European climate change efforts should serve as world model, says Cogeca
Speaking at the event earlier this week with several French agricultural organizations and the World Farmers' Organization (WFO), Martin Merrild underlined the significant contribution agriculture has in fighting climate change.
He called for the robust agreement for all countries around the world, whilst urging global leaders to recognize the vital work within Europe's agricultural industry to combat climate change.
"We now also need to get consumers on board so that they better understand the good work farmers do in helping to feed the world in a sustainable way at the same time as combating climate change," he said.
"We already deliver in the fight against climate change. But it makes no sense to solve the climate problem by cutting production in Europe just to build it up elsewhere.
"The EU has already made a strong commitment with its ambitious goal of cutting emissions by 40% compared to 1990 and our partners across the world need to make similar commitments."
Europe's innovative technologies that reduce climate footprint whilst increasing food output should serve as a model and inspiration for farmers and cooperatives all over the world, he added.
"Perhaps the best European solutions can be found in areas such as crop production... any environmentally successful agreement in Paris must focus on research, adaptation and mitigation.
"Globally, climate change is a threat to agriculture and food security.
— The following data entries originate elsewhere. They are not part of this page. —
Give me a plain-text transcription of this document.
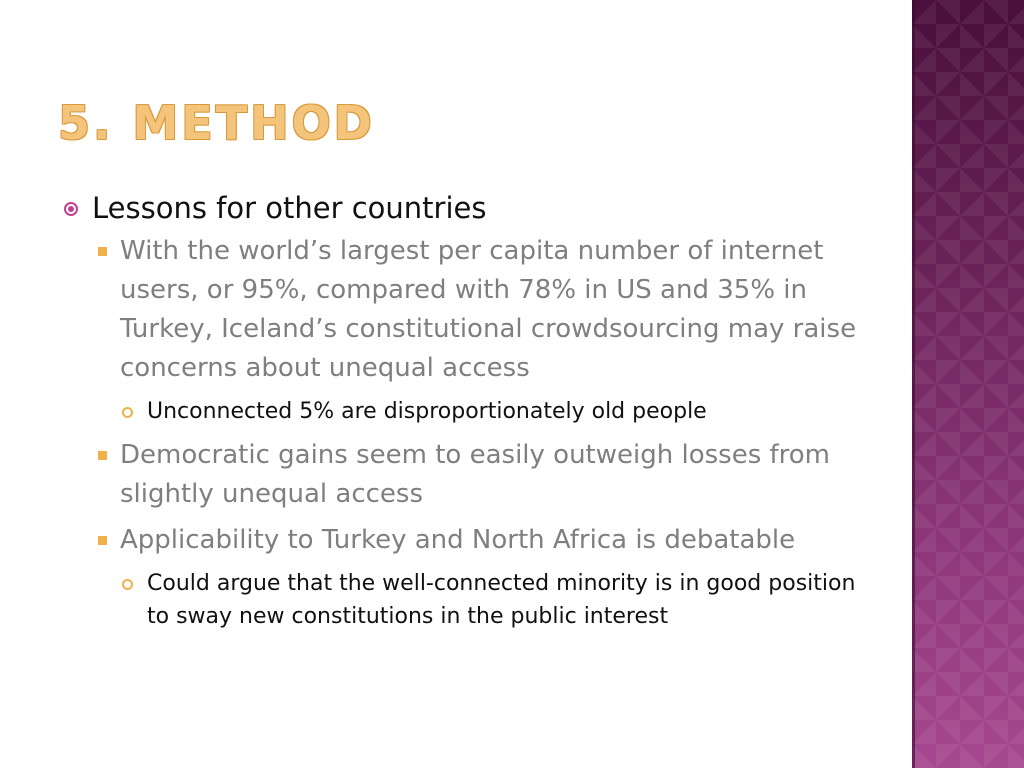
5. METHOD
Lessons for other countries
With the world’s largest per capita number of internet users, or 95%, compared with 78% in US and 35% in Turkey, Iceland’s constitutional crowdsourcing may raise concerns about unequal access
Unconnected 5% are disproportionately old people
Democratic gains seem to easily outweigh losses from slightly unequal access
Applicability to Turkey and North Africa is debatable
Could argue that the well-connected minority is in good position to sway new constitutions in the public interest
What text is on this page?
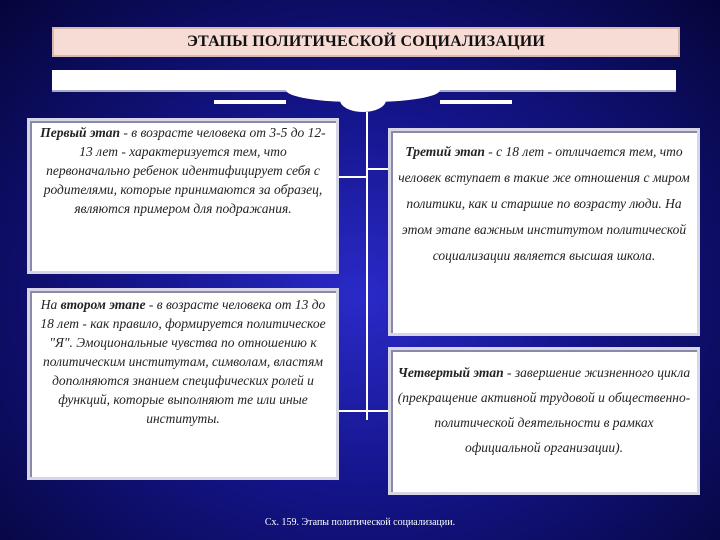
ЭТАПЫ ПОЛИТИЧЕСКОЙ СОЦИАЛИЗАЦИИ
Первый этап - в возрасте человека от 3-5 до 12-13 лет - характеризуется тем, что первоначально ребенок идентифицирует себя с родителями, которые принимаются за образец, являются примером для подражания.
На втором этапе - в возрасте человека от 13 до 18 лет - как правило, формируется политическое "Я". Эмоциональные чувства по отношению к политическим институтам, символам, властям дополняются знанием специфических ролей и функций, которые выполняют те или иные институты.
Третий этап - с 18 лет - отличается тем, что человек вступает в такие же отношения с миром политики, как и старшие по возрасту люди. На этом этапе важным институтом политической социализации является высшая школа.
Четвертый этап - завершение жизненного цикла (прекращение активной трудовой и общественно-политической деятельности в рамках официальной организации).
Сх. 159. Этапы политической социализации.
It is very clear in Europe, we also need to do more with less, to feed the world and to avoid the serious social and political instability that has been seen so many times in our history."
Concluding his speech Merrild pointed out that since 1990, greenhouse gas emission from farming has fallen 23%, while sectors like transport have recorded a rise in impact.
MEPs call for a strong Paris deal on carbon markets of aviation and shipping
Meanwhile, a European Parliament delegation met on Dec. 8, where politicians also advocated earmarking carbon market revenues as a possible solution for financing climate efforts.
MEPs said the Paris climate change agreement should not ignore the fact that emissions from aviation and shipping sectors are 'rocketing', and if left unregulated could account for up to 40% of all global emissions. They were citing an earlier European Parliament study.
"Another priority for us here is to make sure that aviation and shipping are not left out," delegation vice-chair MEP Matthias Groote says in a release.
"We have set ourselves very ambitious targets in the EU. But when we talk about international aviation and shipping, no measures are being envisaged.
"Paris needs to set a clear mandate, so that we don't have a situation where some industries are overburdened and other are simply spared any effort."